James Anthony, a former prosecutor in Oakland, is a member of Law Enforcement Against Prohibition.



This week, the California State legislature is taking a hard look at legalizing marijuana for adult recreational use. The time has come to do so--for the sake of our children, our communities, our law enforcement agencies, the environment, and the well being of the entire state.

The myth that marijuana is individually harmful enough to be prohibited has been fully exposed. Marijuana is much safer than alcohol. It cannot even begin to compare to tobacco in toxicity. It is used by hundreds of thousands of Californians safely as medicine.

The supposed social harms of marijuana are caused by prohibition. Marijuana prohibition creates the underground market with exorbitant illicit profits that then spawns organized crime, violence, international instability, casual murder on our borders and in our cities. Creating legal markets for marijuana will end all that. Taxing and regulating will bring marijuana under control.
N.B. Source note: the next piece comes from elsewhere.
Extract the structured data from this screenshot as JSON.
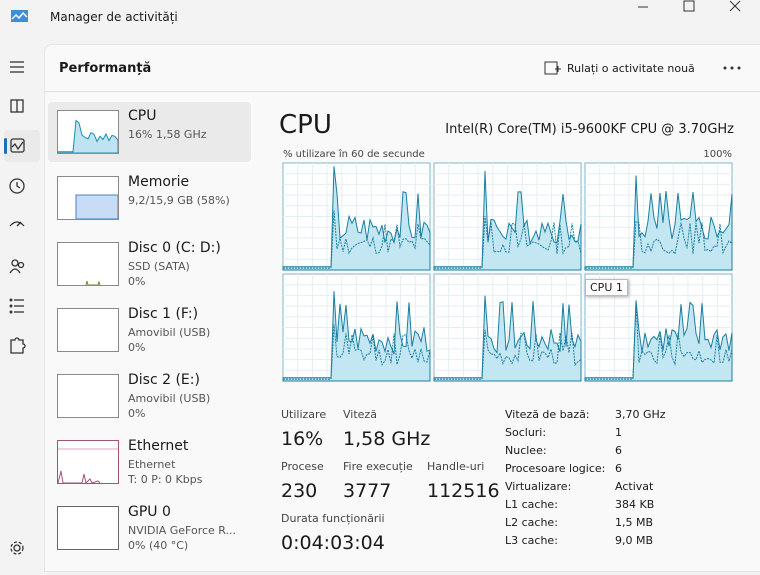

It will end crime. It will reduce violence. It will ensure that marijuana is produced safely inside the state's borders. It will end a great deal of unnecessary tragedy and suffering.

Marijuana prohibition was never possible or feasible anyway--all it did was build an enormous underground economy of $14 billion a year. By surfacing that economy, California can reduce its law enforcement and prison costs. And it can create a tax revenue stream from what is now completely untaxed. The current legislation will produce over a billion dollars in state revenue.


Check out reports on the debate over legalization in CBSNews.com's special section "Marijuana Nation."

Even if the state legislature doesn't pass this legislation, California's voters may legalize marijuana anyway. This November, they will vote on an initiative to do just that: Tax And Regulate Cannabis 2010.

The harms of prohibition are abundantly clear: crime, violence, contempt for law enforcement, the corruption of our social fabric, and a continuation of our sad history of ever-accelerating racist over-incarceration. The solution is equally clear: control and regulate on a substance-by-substance basis, beginning with taxing and regulating marijuana in California.